I'm not following this at all. If 1/0 is infinite then 1/infinite = 0. Where did you get - 1/0? And why do you say that 1/infinite is undefined?

16. Jul 3, 2011

### mibaokula

how would this equation work in terms of particles like the tachyon which moves at superluminal speeds (assuming it exists - which it probably doesn't)

17. Jul 3, 2011

### Staff: Mentor

It still works for tachyons, but E, p, and m are all imaginary numbers.

18. Jul 3, 2011

### mibaokula

awesome, thanks again for the quick reply. i am somewhat enlightened.
although i'm sure that energy cannot be imaginary.

19. Jul 3, 2011

### Staff: Mentor

But you're OK with imaginary momentum and mass?

20. Jul 3, 2011

### mibaokula

i guess you're right. its all crazy!!
i suppose negative or imaginary mass would sum up to gravity having a repulsive effect or something. i guess that's feasible. if mass is imaginary then using any momentum equation:
p=mv or planck's constant/lambda; i suppose the momentum also is imaginary.
but the energy works out to be imaginary too (according to your equation) and that surely cant be right?
if you slot the numbers into the original equation i had before, you get a complex number divided by a complex number - a real number. how does that work??
surely tachyons cause the equations to lose their meaning - my main reason for thinking they don't exist

21. Jul 3, 2011

### mibaokula

try typing 1/0 into a calculator - its undefined. if you think about it this way, even if you had an infinite number of "zeros" you cannot get 1 - hence its not infinity but undefined.

likewise with 0/0, you might think that the answer is infinity as the other guys said there are many answers - infinite answers not just infinity. 1 x 0 is 0. 2 x 0 is 0. 3 x 0 is 0 and so on using this same logic.

so back to my original question, although its been answered, using that particular equation, photons must have an undefined amount of energy

22. Jul 3, 2011

### mibaokula

i think (if einstein's special relativity is right), they are dependent on each other. for any object to travel at c m/s, it must have no mass. so if you plug the numbers in the equation, you get 0/0 - which sure is confusing!

23. Jul 3, 2011

### atyy

In my understanding, the idea that massless particles can travel at the speed of light isn't a purely classical idea.
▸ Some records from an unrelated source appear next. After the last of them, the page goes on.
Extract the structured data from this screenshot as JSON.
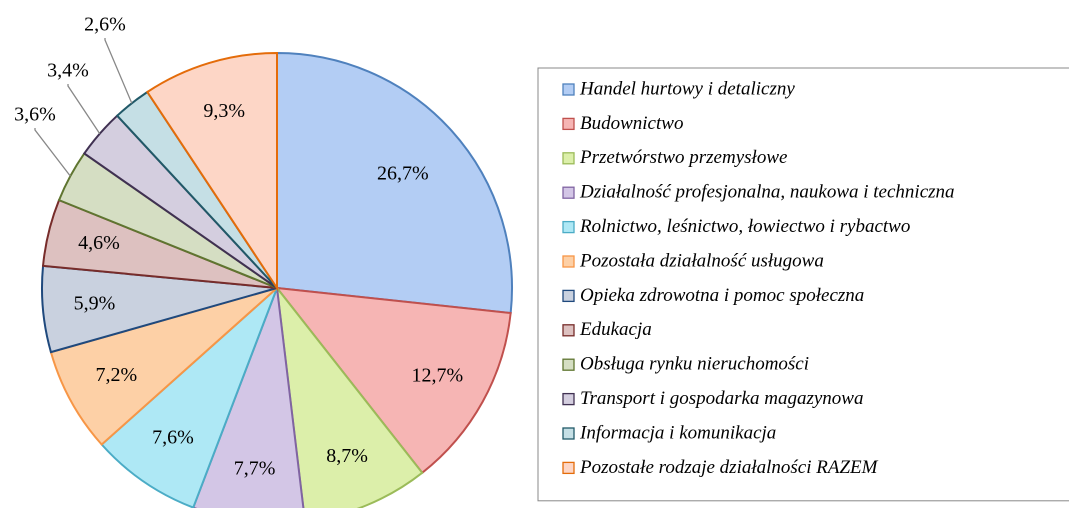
{
  "chart_data": {
    "type": "pie",
    "categories": [
      "Handel hurtowy i detaliczny",
      "Budownictwo",
      "Przetwórstwo przemysłowe",
      "Działalność profesjonalna, naukowa i techniczna",
      "Rolnictwo, leśnictwo, łowiectwo i rybactwo",
      "Pozostała działalność usługowa",
      "Opieka zdrowotna i pomoc społeczna",
      "Edukacja",
      "Obsługa rynku nieruchomości",
      "Transport i gospodarka magazynowa",
      "Informacja i komunikacja",
      "Pozostałe rodzaje działalności RAZEM"
    ],
    "values": [
      26.7,
      12.7,
      8.7,
      7.7,
      7.6,
      7.2,
      5.9,
      4.6,
      3.6,
      3.4,
      2.6,
      9.3
    ],
    "value_labels": [
      "26,7%",
      "12,7%",
      "8,7%",
      "7,7%",
      "7,6%",
      "7,2%",
      "5,9%",
      "4,6%",
      "3,6%",
      "3,4%",
      "2,6%",
      "9,3%"
    ],
    "colors": [
      "#b3cdf4",
      "#f6b5b4",
      "#dcefaa",
      "#d3c6e6",
      "#aee8f5",
      "#fdd0a6",
      "#c9d1df",
      "#ddc1c0",
      "#d5dec3",
      "#d4cedf",
      "#c5dfe5",
      "#fdd6c6"
    ],
    "edge_colors": [
      "#4f81bd",
      "#c0504d",
      "#9bbb59",
      "#8064a2",
      "#4bacc6",
      "#f79646",
      "#1f497d",
      "#772c2a",
      "#5f7530",
      "#403152",
      "#215968",
      "#e46c0a"
    ],
    "legend": "right"
  }
}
In classical physics, light is a wave, not a particle. So the 0/0 thing is a "heuristic".

With quantum physics, everything becomes a wave, and the "mass" of a particle is seen to be a property of a wave. In this framework, since some waves have "mass", then light can be massless. However, there is no 0/0 - what this means is that all frequencies of light travel at the same speed. A massive particle is a wave in which different frequencies (energies) travel at different speeds.

24. Jul 3, 2011

### mibaokula

dunno about that but in the standard model, the "photon" has a mass of zero. so i kinda put that in the equation. i do not believe any electromagnetic wave has a mass although they can have momentum depending on their wavelength

25. Jul 3, 2011

### atyy

A massless photon simply means that all frequencies of light travel at the same speed. The equation is not strictly valid for massless particles, although it is suggestive that such particles can exist.